Avenues as ecological niches
Rows of trees along roads and lanes crisscross the cultural landscapes of Europe like green veins. In intensively farmed areas, in particular, avenues link together valuable natural habitats and serve as nesting and resting places and sources of food for many animals.
Climate protection
Especially on busy roads and in densely populated regions, tree-lined avenues play a highly useful role, filtering dust and exhaust gases from the air and pollutants from the groundwater. They also provide climate protection as converters of carbon dioxide. A single 100-year beech tree, for example, can produce 45,000 litres of oxygen through photosynthesis on a sunny day. This gives enough air to breathe to 10 people for a year.
Fine dust particle filters
Airborne particles are particularly harmful to health because they attach to air pollutants. If they enter the human body, they can induce bronchitis, asthma, lung cancer or cardiovascular damage. Tree-lined streets can filter out up to 70% of the particulate matter in the air. Dust particles whirled up by winds are deposited on the leaves and washed off by rain. A single tree can filter up to a tonne of dust out of the air in this way alone over a year.
Irreplaceable habitat
Avenues link isolated natural areas in our agrarian landscapes, ensuring that plants and animals continue to find sufficient habitats. The rows of trees along the roads allow small mammals, insects and birds to spread out in an otherwise mostly monotonous cultivated landscape. Raptors such as common buzzards or hawks can perch in treetops lining the road and watch for prey. Songbirds like the chaffinch, the woodpecker and the wood pigeon can also nest and rest in the trees.
Green veins
Tree-lined avenues even make up their own little “biotope”. Shady coolness even on days with plenty of sunshine, the moisture-retaining effect of the leafy canopy and diminished wind speeds in the tunnel formed by the trees provide for very specific living conditions and a special microclimate. Certain species of spiders, beetles, bees and other insects find a suitable habitat in tree-lined avenues.
Although it may seem so from afar, avenues do not necessarily resemble one another. Pine, linden or fruit trees all have their own function in the ecosystem of an avenue. Up to 500 insect species have been counted on a single birch, and up to 60 species of birds feed on the fruits of mountain ash.

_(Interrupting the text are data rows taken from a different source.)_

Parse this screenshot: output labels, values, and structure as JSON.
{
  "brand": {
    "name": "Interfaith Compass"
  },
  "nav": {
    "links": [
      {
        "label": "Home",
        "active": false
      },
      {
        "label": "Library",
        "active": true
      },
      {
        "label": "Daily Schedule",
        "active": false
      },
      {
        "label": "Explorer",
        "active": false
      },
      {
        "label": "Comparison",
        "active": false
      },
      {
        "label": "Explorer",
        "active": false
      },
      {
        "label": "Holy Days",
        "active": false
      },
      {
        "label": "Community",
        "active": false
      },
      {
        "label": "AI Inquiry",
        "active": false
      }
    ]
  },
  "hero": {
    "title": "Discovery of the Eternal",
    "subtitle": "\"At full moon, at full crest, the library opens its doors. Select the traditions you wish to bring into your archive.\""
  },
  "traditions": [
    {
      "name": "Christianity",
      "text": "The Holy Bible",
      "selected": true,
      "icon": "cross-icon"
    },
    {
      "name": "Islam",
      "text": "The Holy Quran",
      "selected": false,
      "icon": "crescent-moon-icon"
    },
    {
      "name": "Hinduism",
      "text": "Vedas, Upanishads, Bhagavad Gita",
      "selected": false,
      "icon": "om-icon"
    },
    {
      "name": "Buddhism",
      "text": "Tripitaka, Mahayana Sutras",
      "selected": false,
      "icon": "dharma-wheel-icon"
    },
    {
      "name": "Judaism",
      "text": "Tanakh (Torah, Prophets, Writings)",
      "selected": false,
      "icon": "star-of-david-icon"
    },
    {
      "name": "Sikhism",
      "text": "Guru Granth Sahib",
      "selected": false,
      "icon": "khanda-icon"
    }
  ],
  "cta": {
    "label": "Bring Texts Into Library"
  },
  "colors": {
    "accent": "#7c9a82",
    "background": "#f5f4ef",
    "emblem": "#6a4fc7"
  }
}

Avenues as a tourist attraction
Tree-lined avenues allow travellers to enjoy the diversity of the natural world in every season, best of all on bike or on foot. In the spring, holidaymakers feel nature reawaken as they travel down the fresh green avenues. In summer, the leafy canopy shades them, gives them a feeling of security, and the play of light orchestrated by the leaves and the rays of the sun creates a relaxing atmosphere. Autumn offers an exuberant play of colours, which is just as impressive as the Indian Summer in North America. Such avenues take on a rather bizarre winter charm. In all seasons, however, they provide travellers a feeling of continuity and guide them to their destinations.
In Germany, the diverse splendours of avenues led to the “German Avenues Route” initiative. Its nearly 3,000 kilometres make it Germany’s longest holiday route, leading through ten federal states and some of the most beautiful holiday destinations in Germany: starting on the island of Rügen, it runs along the Mecklenburg Lake District though the Harz Mountains and the Thuringian Forest, passing by Vogelsberg Mountains and into the Rhine valley. From there, it continues on through the Palatinate and Black Forests, passes over the Swabian Alps, and ends in the Lake Constance region.